Local LLM – Single User vs Multiple Users
The full reference is available as a PDF guide .
Running a local LLM comes down to one question: who is going to use it?
- Single user →
llama.cpp. Simpler, lower latency, sequential requests. - Multiple users →
vllm. Higher throughput via continuous batching, supports multi-GPU sharding.
llama.cpp (single user) #
Build with CUDA and OpenSSL support (OpenSSL lets the server pull models directly from Hugging Face):
git clone https://github.com/ggml-org/llama.cpp.git && cd llama.cpp
cmake -B build -DGGML_CUDA=ON -DLLAMA_OPENSSL=ON -DCMAKE_BUILD_TYPE=Release
cmake --build build --config Release -j
Serve:
CUDA_VISIBLE_DEVICES=0 ./build/bin/llama-server \
-hf unsloth/Qwen3.6-35B-A3B-GGUF:UD-Q5_K_XL \
--jinja \
-c 65536 \
--port 8034 \
-ngl 999 \
--flash-attn on
This exposes a web UI at localhost:8034 and an OpenAI-compatible API at localhost:8034/v1. The -hf flag downloads the model automatically. Use -ngl 999 to offload all layers to GPU. --jinja is required for tool calling.

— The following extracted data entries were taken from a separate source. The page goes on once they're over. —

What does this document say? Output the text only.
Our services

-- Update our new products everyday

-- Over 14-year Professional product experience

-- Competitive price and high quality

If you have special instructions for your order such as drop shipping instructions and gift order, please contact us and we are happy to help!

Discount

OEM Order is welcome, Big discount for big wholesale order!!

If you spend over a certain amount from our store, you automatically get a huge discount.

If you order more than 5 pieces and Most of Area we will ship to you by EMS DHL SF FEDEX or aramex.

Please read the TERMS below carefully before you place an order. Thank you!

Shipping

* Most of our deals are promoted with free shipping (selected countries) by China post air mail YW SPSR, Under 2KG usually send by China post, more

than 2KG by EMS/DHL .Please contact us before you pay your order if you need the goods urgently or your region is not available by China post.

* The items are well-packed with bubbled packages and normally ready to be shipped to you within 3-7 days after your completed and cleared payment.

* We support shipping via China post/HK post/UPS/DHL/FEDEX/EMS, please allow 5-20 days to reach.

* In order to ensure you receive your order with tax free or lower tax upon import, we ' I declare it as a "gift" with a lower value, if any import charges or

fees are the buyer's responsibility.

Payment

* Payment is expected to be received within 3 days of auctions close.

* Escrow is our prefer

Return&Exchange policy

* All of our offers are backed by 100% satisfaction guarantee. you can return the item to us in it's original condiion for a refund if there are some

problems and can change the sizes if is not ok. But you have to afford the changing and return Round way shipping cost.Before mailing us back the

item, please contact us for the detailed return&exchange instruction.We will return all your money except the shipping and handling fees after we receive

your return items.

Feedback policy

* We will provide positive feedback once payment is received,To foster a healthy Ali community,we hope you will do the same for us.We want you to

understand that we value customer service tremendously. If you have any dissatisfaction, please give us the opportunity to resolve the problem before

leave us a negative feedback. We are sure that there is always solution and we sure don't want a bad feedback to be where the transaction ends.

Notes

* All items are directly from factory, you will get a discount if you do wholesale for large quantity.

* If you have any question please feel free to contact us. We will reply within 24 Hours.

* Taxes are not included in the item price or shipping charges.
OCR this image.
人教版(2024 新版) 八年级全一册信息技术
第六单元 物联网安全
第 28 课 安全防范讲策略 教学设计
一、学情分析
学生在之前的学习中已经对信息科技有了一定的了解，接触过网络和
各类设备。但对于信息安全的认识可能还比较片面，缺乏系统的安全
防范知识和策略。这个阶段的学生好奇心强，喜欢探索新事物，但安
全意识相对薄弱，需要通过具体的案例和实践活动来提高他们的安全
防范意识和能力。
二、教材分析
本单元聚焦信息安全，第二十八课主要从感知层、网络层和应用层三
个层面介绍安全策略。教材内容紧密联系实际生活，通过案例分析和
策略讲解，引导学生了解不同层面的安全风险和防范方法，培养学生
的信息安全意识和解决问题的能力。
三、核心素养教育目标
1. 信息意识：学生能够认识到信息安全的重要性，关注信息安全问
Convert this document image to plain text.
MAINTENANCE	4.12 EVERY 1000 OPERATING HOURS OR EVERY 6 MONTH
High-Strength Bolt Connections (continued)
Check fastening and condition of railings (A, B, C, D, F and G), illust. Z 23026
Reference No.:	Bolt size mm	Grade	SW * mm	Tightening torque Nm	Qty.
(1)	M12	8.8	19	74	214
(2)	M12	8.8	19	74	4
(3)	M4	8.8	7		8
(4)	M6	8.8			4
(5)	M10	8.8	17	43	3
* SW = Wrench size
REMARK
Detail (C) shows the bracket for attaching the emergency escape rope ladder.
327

The best model I tested is unsloth/Qwen3.6-35B-A3B-GGUF:UD-Q5_K_XL — reasoning quality on par with frontier models from a few months ago.
vllm (multiple users) #
uv pip install vllm # CUDA 12.x
uv run vllm serve Qwen/Qwen2.5-7B-Instruct \
--host 127.0.0.1 --port 8000 \
--max-model-len 32768 \
--tensor-parallel-size 4
For a web UI, spin up Open WebUI via Docker:
docker run -d --network=host \
-e OPENAI_API_BASE_URL=http://127.0.0.1:8000/v1 \
-e OPENAI_API_KEY=sk-no-key \
--name open-webui \
ghcr.io/open-webui/open-webui:main
Access it at localhost:8080. If the server is remote, forward the port: ssh -L 8080:127.0.0.1:8080 user@server.
Connecting to Opencode #
Both backends expose an OpenAI-compatible API, so Opencode
can use either. Add a provider block to ~/.config/opencode/opencode.json:
"qwen3.6-local": {
"name": "llama.cpp Qwen",
"npm": "@ai-sdk/openai-compatible",
"options": { "baseURL": "http://127.0.0.1:8034/v1" },
"models": {
"unsloth/Qwen3.6-35B-A3B-GGUF:UD-Q5_K_XL": {
"name": "Qwen 3.6 local",
"tool_call": true
}
}
}
Summary #
| Aspect | llama.cpp | vllm |
|---|---|---|
| Best for | Single user | Multiple users |
| Throughput | Sequential | Continuous batching |
| Setup | Low | Moderate |
| Model format | GGUF (quantised) | Full-precision HF |
| Web UI | Built-in | Open WebUI (Docker) |
Start with llama.cpp + Qwen 3.6 for personal use. Switch to vllm only when you need to share the model with teammates.